Effective surgical closures require planning, follow-up
Las Vegas — Achieving optimal surgical closures begins long before — and ends well after — the procedure, says Roger I. Ceilley, M.D., an Iowa dermatologist in private practice and clinical professor of dermatology at the University of Iowa, Iowa City.
"No matter how good of a job you do at suturing," he says, "you won't get an optimal result if you haven't planned out the excision properly."
Dr. Ceilley, who spoke at the 2012 Fall Clinical Dermatology Conference. suggests marking excisions while patients are in a neutral position and designing incisions such that closure lines fall along relaxed skin tension lines or expression lines. "This minimizes the tension on the wounds. Wounds that are closed without tension tend not to spread, and they heal with less noticeable scars,” he explains.
Taking steps such as using a length-to-width ratio of 3:1 or 4:1, undermining (which loosens tissues under the wound) and properly removing dog-ears at the ends of a wound minimizes tension and improves cosmesis, he says.
Additionally, it's critical to position the patient comfortably – with a properly situated headrest and perhaps a pillow under the knees – to avoid fidgeting during the procedure or closure. "It is equally important to position yourself properly and comfortably," Dr. Ceilley says.
Similarly, "Taking the extra time to administer the local anesthesia with utmost care and a slow, gentle technique makes a great deal of difference," he adds. Some patients also benefit from nerve blocks, especially for procedures around the ear or nose.
Proper deep suturing removes tension from skin sutures, Dr. Ceilley says. "If you don't have tension on the skin sutures, you're less likely to get stitch marks or other marks on the surface" as the wound heals. For deep suturing, he recommends using dissolvable, nonreactive sutures and averting wound edges. This way, if the wound contracts slightly while healing, "It will heal flat. But if the edges are depressed when you repair the defect, the patient will always have a little groove there."
For skin suturing, Dr. Ceilley says he uses a smaller monofilament-type suture that requires removal. Dissolvable sutures and tissue glues also can be effective, but only for skin wounds free of tension.

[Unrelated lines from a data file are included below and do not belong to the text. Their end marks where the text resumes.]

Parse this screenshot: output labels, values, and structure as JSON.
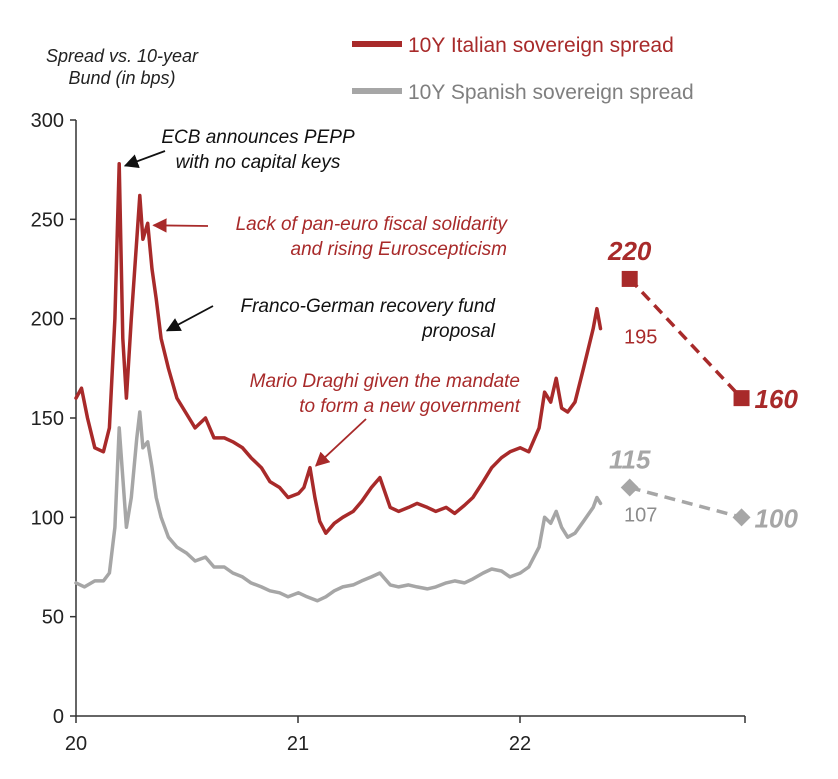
{
  "chart_data": {
    "type": "line",
    "ylabel": "Spread vs. 10-year Bund (in bps)",
    "ylim": [
      0,
      300
    ],
    "yticks": [
      0,
      50,
      100,
      150,
      200,
      250,
      300
    ],
    "xticks": [
      "20",
      "21",
      "22"
    ],
    "legend_position": "top-right",
    "series": [
      {
        "name": "10Y Italian sovereign spread",
        "color": "#a82a2a",
        "points": [
          [
            "2020-01-01",
            160
          ],
          [
            "2020-01-10",
            165
          ],
          [
            "2020-01-20",
            150
          ],
          [
            "2020-02-01",
            135
          ],
          [
            "2020-02-15",
            133
          ],
          [
            "2020-02-25",
            145
          ],
          [
            "2020-03-05",
            200
          ],
          [
            "2020-03-12",
            278
          ],
          [
            "2020-03-18",
            190
          ],
          [
            "2020-03-24",
            160
          ],
          [
            "2020-04-01",
            200
          ],
          [
            "2020-04-10",
            240
          ],
          [
            "2020-04-15",
            262
          ],
          [
            "2020-04-20",
            240
          ],
          [
            "2020-04-28",
            248
          ],
          [
            "2020-05-05",
            225
          ],
          [
            "2020-05-12",
            210
          ],
          [
            "2020-05-20",
            190
          ],
          [
            "2020-06-01",
            175
          ],
          [
            "2020-06-15",
            160
          ],
          [
            "2020-07-01",
            152
          ],
          [
            "2020-07-15",
            145
          ],
          [
            "2020-08-01",
            150
          ],
          [
            "2020-08-15",
            140
          ],
          [
            "2020-09-01",
            140
          ],
          [
            "2020-09-15",
            138
          ],
          [
            "2020-10-01",
            135
          ],
          [
            "2020-10-15",
            130
          ],
          [
            "2020-11-01",
            125
          ],
          [
            "2020-11-15",
            118
          ],
          [
            "2020-12-01",
            115
          ],
          [
            "2020-12-15",
            110
          ],
          [
            "2021-01-01",
            112
          ],
          [
            "2021-01-10",
            115
          ],
          [
            "2021-01-20",
            125
          ],
          [
            "2021-01-28",
            110
          ],
          [
            "2021-02-05",
            98
          ],
          [
            "2021-02-15",
            92
          ],
          [
            "2021-03-01",
            97
          ],
          [
            "2021-03-15",
            100
          ],
          [
            "2021-04-01",
            103
          ],
          [
            "2021-04-15",
            108
          ],
          [
            "2021-05-01",
            115
          ],
          [
            "2021-05-15",
            120
          ],
          [
            "2021-06-01",
            105
          ],
          [
            "2021-06-15",
            103
          ],
          [
            "2021-07-01",
            105
          ],
          [
            "2021-07-15",
            107
          ],
          [
            "2021-08-01",
            105
          ],
          [
            "2021-08-15",
            103
          ],
          [
            "2021-09-01",
            105
          ],
          [
            "2021-09-15",
            102
          ],
          [
            "2021-10-01",
            106
          ],
          [
            "2021-10-15",
            110
          ],
          [
            "2021-11-01",
            118
          ],
          [
            "2021-11-15",
            125
          ],
          [
            "2021-12-01",
            130
          ],
          [
            "2021-12-15",
            133
          ],
          [
            "2022-01-01",
            135
          ],
          [
            "2022-01-15",
            133
          ],
          [
            "2022-02-01",
            145
          ],
          [
            "2022-02-10",
            163
          ],
          [
            "2022-02-20",
            158
          ],
          [
            "2022-03-01",
            170
          ],
          [
            "2022-03-10",
            155
          ],
          [
            "2022-03-20",
            153
          ],
          [
            "2022-04-01",
            158
          ],
          [
            "2022-04-15",
            175
          ],
          [
            "2022-05-01",
            195
          ],
          [
            "2022-05-07",
            205
          ],
          [
            "2022-05-13",
            195
          ]
        ],
        "last_value": 195,
        "projections": [
          [
            "2022-06-30",
            220
          ],
          [
            "2022-12-31",
            160
          ]
        ],
        "projection_marker": "square"
      },
      {
        "name": "10Y Spanish sovereign spread",
        "color": "#a6a6a6",
        "points": [
          [
            "2020-01-01",
            67
          ],
          [
            "2020-01-15",
            65
          ],
          [
            "2020-02-01",
            68
          ],
          [
            "2020-02-15",
            68
          ],
          [
            "2020-02-25",
            72
          ],
          [
            "2020-03-05",
            95
          ],
          [
            "2020-03-12",
            145
          ],
          [
            "2020-03-18",
            120
          ],
          [
            "2020-03-24",
            95
          ],
          [
            "2020-04-01",
            110
          ],
          [
            "2020-04-10",
            140
          ],
          [
            "2020-04-15",
            153
          ],
          [
            "2020-04-20",
            135
          ],
          [
            "2020-04-28",
            138
          ],
          [
            "2020-05-05",
            125
          ],
          [
            "2020-05-12",
            110
          ],
          [
            "2020-05-20",
            100
          ],
          [
            "2020-06-01",
            90
          ],
          [
            "2020-06-15",
            85
          ],
          [
            "2020-07-01",
            82
          ],
          [
            "2020-07-15",
            78
          ],
          [
            "2020-08-01",
            80
          ],
          [
            "2020-08-15",
            75
          ],
          [
            "2020-09-01",
            75
          ],
          [
            "2020-09-15",
            72
          ],
          [
            "2020-10-01",
            70
          ],
          [
            "2020-10-15",
            67
          ],
          [
            "2020-11-01",
            65
          ],
          [
            "2020-11-15",
            63
          ],
          [
            "2020-12-01",
            62
          ],
          [
            "2020-12-15",
            60
          ],
          [
            "2021-01-01",
            62
          ],
          [
            "2021-01-15",
            60
          ],
          [
            "2021-02-01",
            58
          ],
          [
            "2021-02-15",
            60
          ],
          [
            "2021-03-01",
            63
          ],
          [
            "2021-03-15",
            65
          ],
          [
            "2021-04-01",
            66
          ],
          [
            "2021-04-15",
            68
          ],
          [
            "2021-05-01",
            70
          ],
          [
            "2021-05-15",
            72
          ],
          [
            "2021-06-01",
            66
          ],
          [
            "2021-06-15",
            65
          ],
          [
            "2021-07-01",
            66
          ],
          [
            "2021-07-15",
            65
          ],
          [
            "2021-08-01",
            64
          ],
          [
            "2021-08-15",
            65
          ],
          [
            "2021-09-01",
            67
          ],
          [
            "2021-09-15",
            68
          ],
          [
            "2021-10-01",
            67
          ],
          [
            "2021-10-15",
            69
          ],
          [
            "2021-11-01",
            72
          ],
          [
            "2021-11-15",
            74
          ],
          [
            "2021-12-01",
            73
          ],
          [
            "2021-12-15",
            70
          ],
          [
            "2022-01-01",
            72
          ],
          [
            "2022-01-15",
            75
          ],
          [
            "2022-02-01",
            85
          ],
          [
            "2022-02-10",
            100
          ],
          [
            "2022-02-20",
            97
          ],
          [
            "2022-03-01",
            103
          ],
          [
            "2022-03-10",
            95
          ],
          [
            "2022-03-20",
            90
          ],
          [
            "2022-04-01",
            92
          ],
          [
            "2022-04-15",
            98
          ],
          [
            "2022-05-01",
            105
          ],
          [
            "2022-05-07",
            110
          ],
          [
            "2022-05-13",
            107
          ]
        ],
        "last_value": 107,
        "projections": [
          [
            "2022-06-30",
            115
          ],
          [
            "2022-12-31",
            100
          ]
        ],
        "projection_marker": "diamond"
      }
    ],
    "annotations": [
      {
        "id": "pepp",
        "lines": [
          "ECB announces PEPP",
          "with no capital keys"
        ],
        "color": "#111111",
        "target": [
          "2020-03-12",
          278
        ]
      },
      {
        "id": "solidarity",
        "lines": [
          "Lack of pan-euro fiscal solidarity",
          "and rising Euroscepticism"
        ],
        "color": "#a82a2a",
        "target": [
          "2020-04-28",
          248
        ]
      },
      {
        "id": "recovery",
        "lines": [
          "Franco-German recovery fund",
          "proposal"
        ],
        "color": "#111111",
        "target": [
          "2020-05-20",
          195
        ]
      },
      {
        "id": "draghi",
        "lines": [
          "Mario Draghi given the mandate",
          "to form a new government"
        ],
        "color": "#a82a2a",
        "target": [
          "2021-01-20",
          127
        ]
      }
    ]
  }
}
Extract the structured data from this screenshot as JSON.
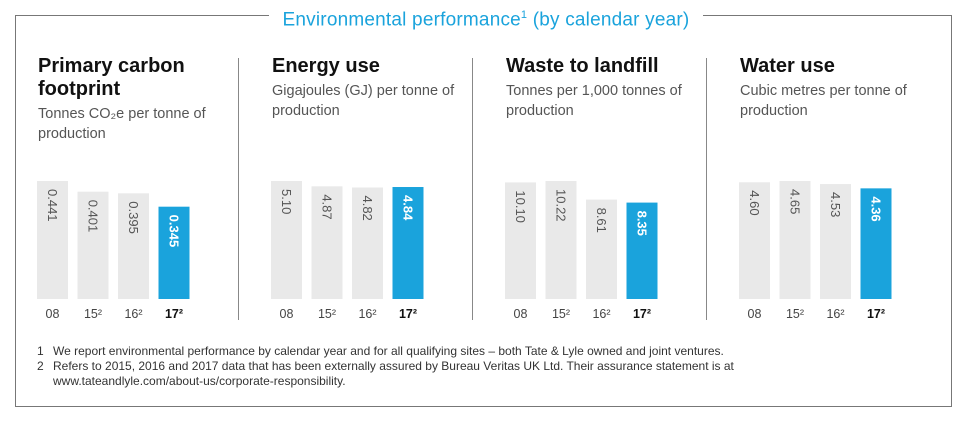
{
  "header": {
    "title": "Environmental performance",
    "title_sup": "1",
    "title_suffix": " (by calendar year)"
  },
  "colors": {
    "accent": "#1aa3dc",
    "bar_grey": "#e9e9e9"
  },
  "chart_data": [
    {
      "type": "bar",
      "title": "Primary carbon footprint",
      "subtitle": "Tonnes CO₂e per tonne of production",
      "categories": [
        "08",
        "15²",
        "16²",
        "17²"
      ],
      "values": [
        0.441,
        0.401,
        0.395,
        0.345
      ],
      "labels": [
        "0.441",
        "0.401",
        "0.395",
        "0.345"
      ],
      "highlight_index": 3
    },
    {
      "type": "bar",
      "title": "Energy use",
      "subtitle": "Gigajoules (GJ) per tonne of production",
      "categories": [
        "08",
        "15²",
        "16²",
        "17²"
      ],
      "values": [
        5.1,
        4.87,
        4.82,
        4.84
      ],
      "labels": [
        "5.10",
        "4.87",
        "4.82",
        "4.84"
      ],
      "highlight_index": 3
    },
    {
      "type": "bar",
      "title": "Waste to landfill",
      "subtitle": "Tonnes per 1,000 tonnes of production",
      "categories": [
        "08",
        "15²",
        "16²",
        "17²"
      ],
      "values": [
        10.1,
        10.22,
        8.61,
        8.35
      ],
      "labels": [
        "10.10",
        "10.22",
        "8.61",
        "8.35"
      ],
      "highlight_index": 3
    },
    {
      "type": "bar",
      "title": "Water use",
      "subtitle": "Cubic metres per tonne of production",
      "categories": [
        "08",
        "15²",
        "16²",
        "17²"
      ],
      "values": [
        4.6,
        4.65,
        4.53,
        4.36
      ],
      "labels": [
        "4.60",
        "4.65",
        "4.53",
        "4.36"
      ],
      "highlight_index": 3
    }
  ],
  "footnotes": [
    {
      "num": "1",
      "text": "We report environmental performance by calendar year and for all qualifying sites – both Tate & Lyle owned and joint ventures."
    },
    {
      "num": "2",
      "text": "Refers to 2015, 2016 and 2017 data that has been externally assured by Bureau Veritas UK Ltd. Their assurance statement is at"
    },
    {
      "num": "",
      "text": "www.tateandlyle.com/about-us/corporate-responsibility."
    }
  ]
}
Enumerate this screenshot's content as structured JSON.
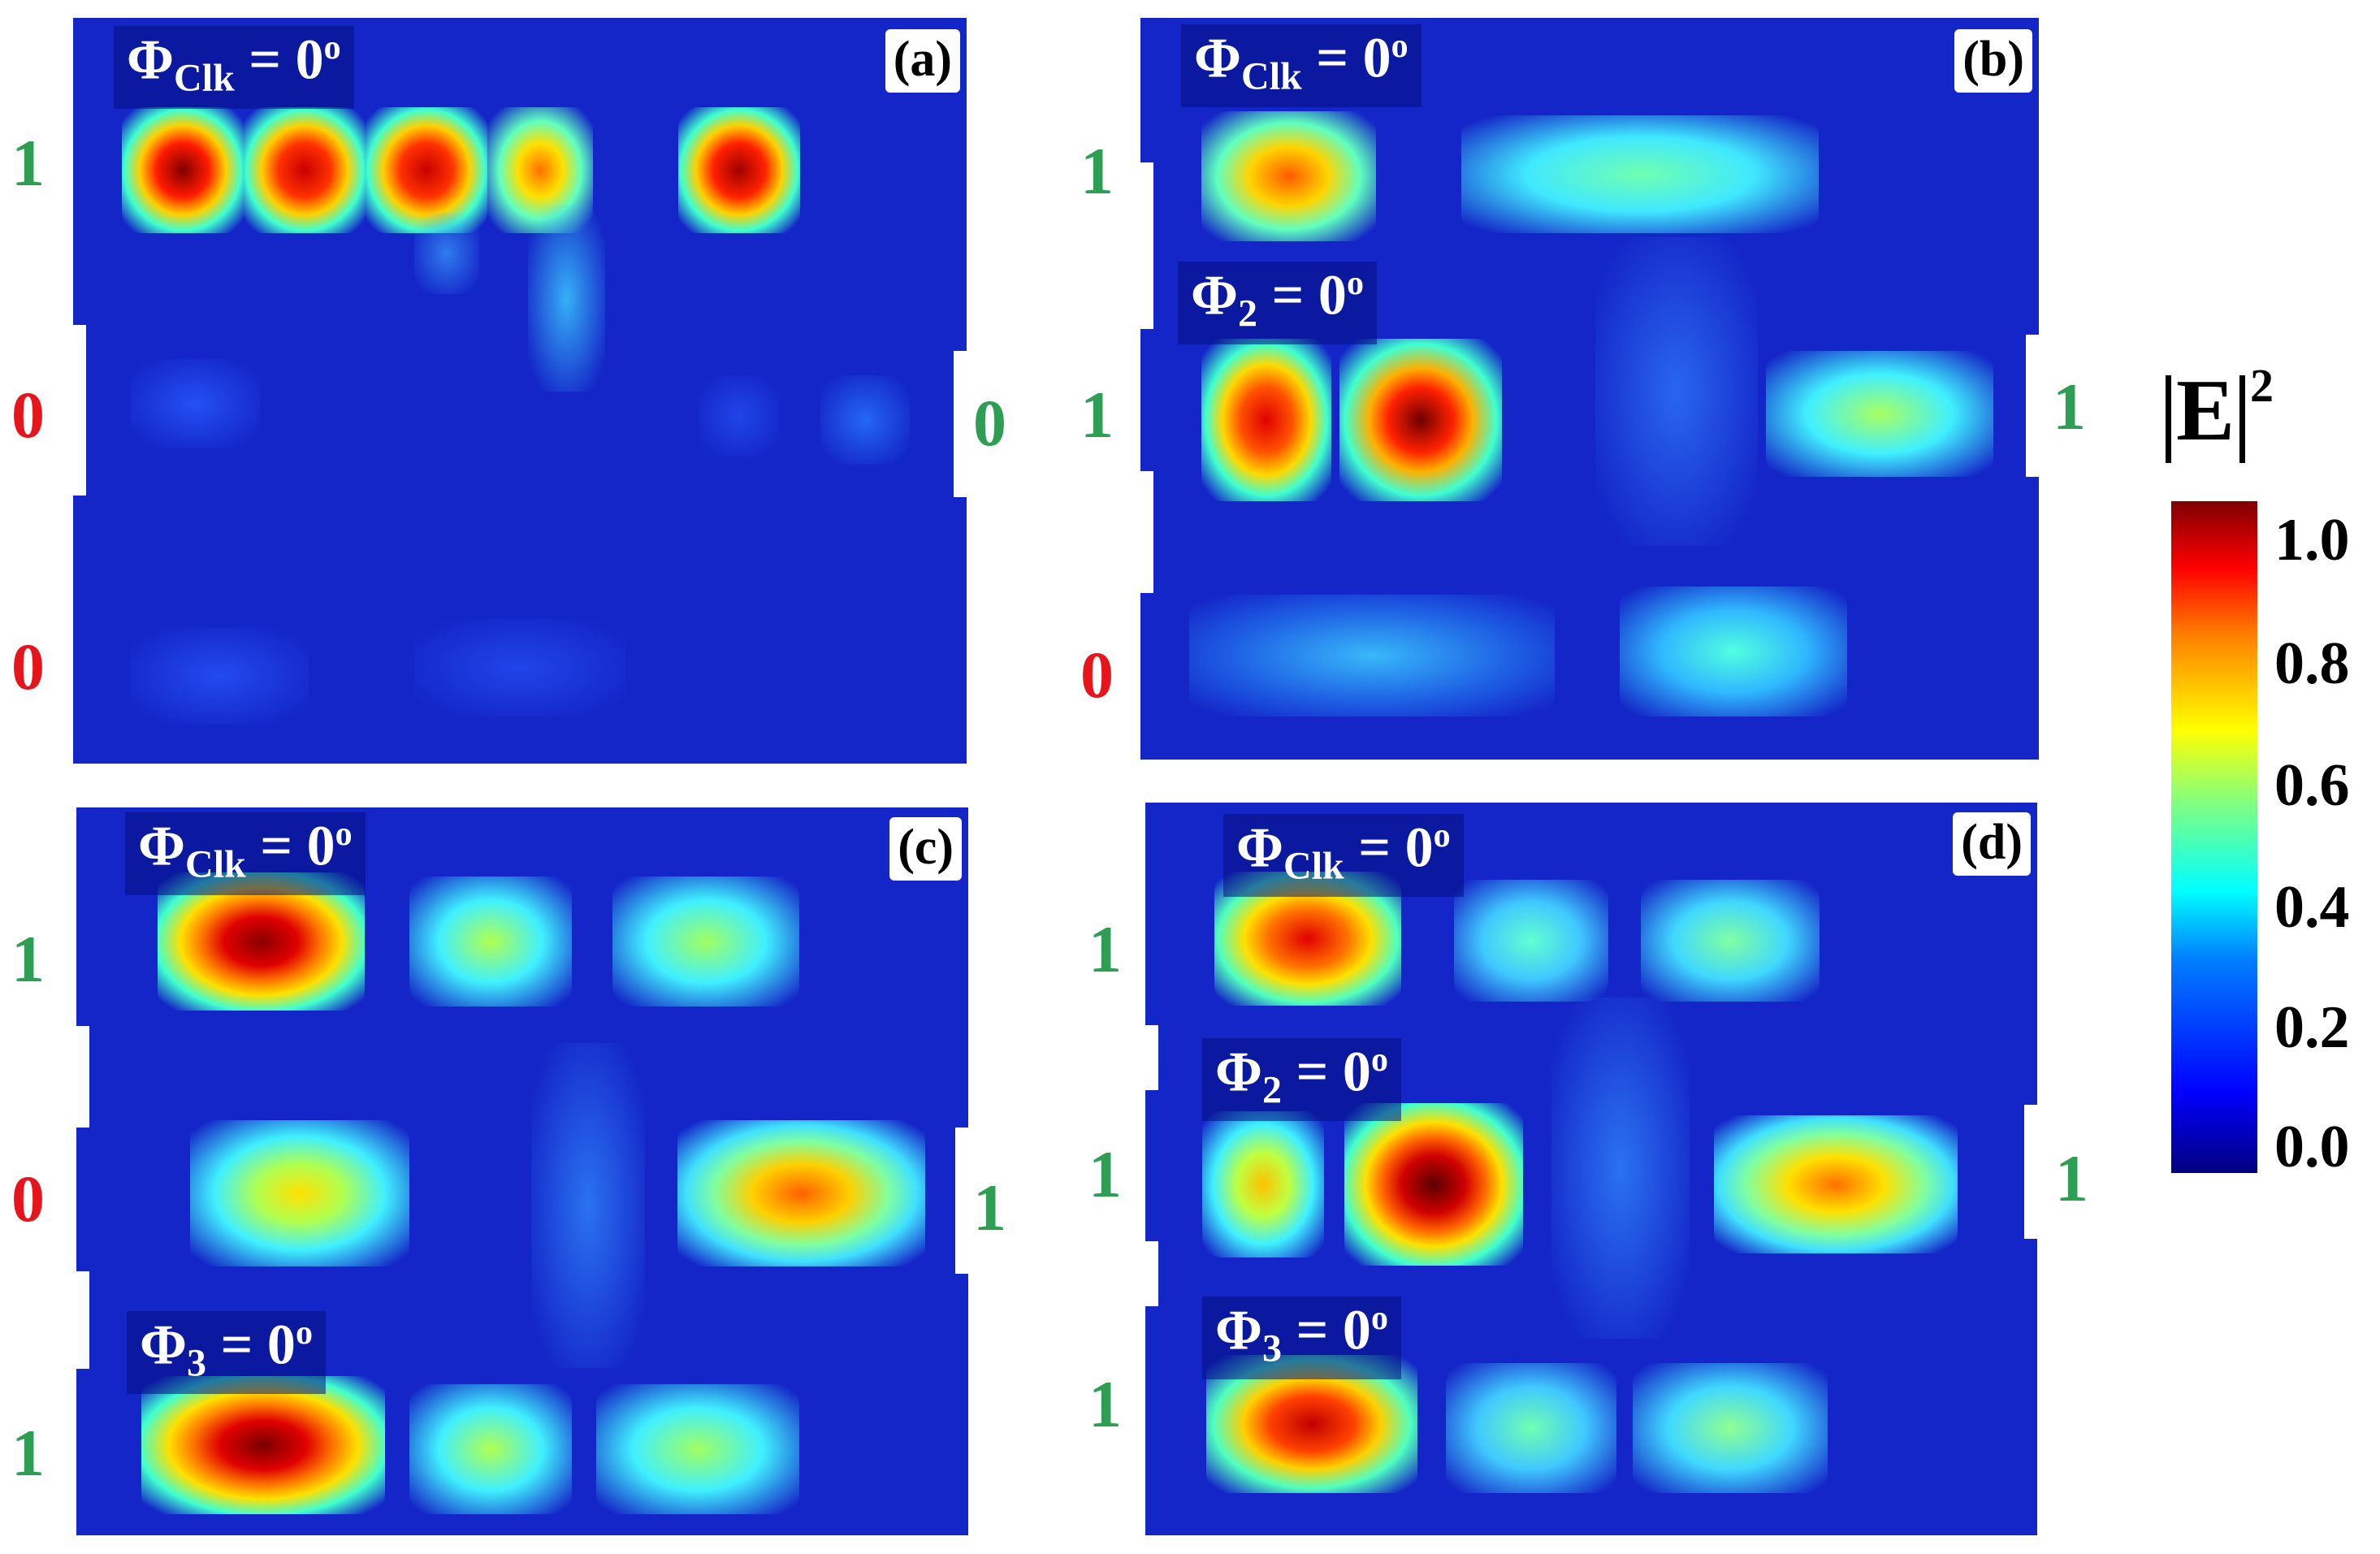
{
  "panels": {
    "a": {
      "tag": "(a)",
      "phi": [
        {
          "sym": "Φ",
          "sub": "Clk",
          "eq": " = 0",
          "sup": "o"
        }
      ],
      "left_labels": [
        "1",
        "0",
        "0"
      ],
      "right_labels": [
        "0"
      ]
    },
    "b": {
      "tag": "(b)",
      "phi": [
        {
          "sym": "Φ",
          "sub": "Clk",
          "eq": " = 0",
          "sup": "o"
        },
        {
          "sym": "Φ",
          "sub": "2",
          "eq": " = 0",
          "sup": "o"
        }
      ],
      "left_labels": [
        "1",
        "1",
        "0"
      ],
      "right_labels": [
        "1"
      ]
    },
    "c": {
      "tag": "(c)",
      "phi": [
        {
          "sym": "Φ",
          "sub": "Clk",
          "eq": " = 0",
          "sup": "o"
        },
        {
          "sym": "Φ",
          "sub": "3",
          "eq": " = 0",
          "sup": "o"
        }
      ],
      "left_labels": [
        "1",
        "0",
        "1"
      ],
      "right_labels": [
        "1"
      ]
    },
    "d": {
      "tag": "(d)",
      "phi": [
        {
          "sym": "Φ",
          "sub": "Clk",
          "eq": " = 0",
          "sup": "o"
        },
        {
          "sym": "Φ",
          "sub": "2",
          "eq": " = 0",
          "sup": "o"
        },
        {
          "sym": "Φ",
          "sub": "3",
          "eq": " = 0",
          "sup": "o"
        }
      ],
      "left_labels": [
        "1",
        "1",
        "1"
      ],
      "right_labels": [
        "1"
      ]
    }
  },
  "colorbar": {
    "title": "E",
    "title_sup": "2",
    "ticks": [
      "1.0",
      "0.8",
      "0.6",
      "0.4",
      "0.2",
      "0.0"
    ],
    "range": [
      0.0,
      1.0
    ],
    "colormap": [
      "#00007f",
      "#0000ff",
      "#00ffff",
      "#ffff00",
      "#ff0000",
      "#7f0000"
    ]
  },
  "colors": {
    "one_label": "#2e9e55",
    "zero_label": "#e8141c",
    "background": "#1426c8"
  }
}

Finally, Dr. Ceilley says, "It's important to train your staff diligently in all aspects of the procedure. The patient should leave with a good-looking, functional dressing," because a sloppy dressing might create the impression that the surgery underneath was also substandard.
To maximize post-procedure healing, he says, dermatologists must counsel patients thoroughly regarding how to care for wounds, which activities to temporarily avoid (such as heavy lifting) and what to expect regarding swelling or bruising.
Disclosures: Dr. Ceilley reports no relevant financial interests.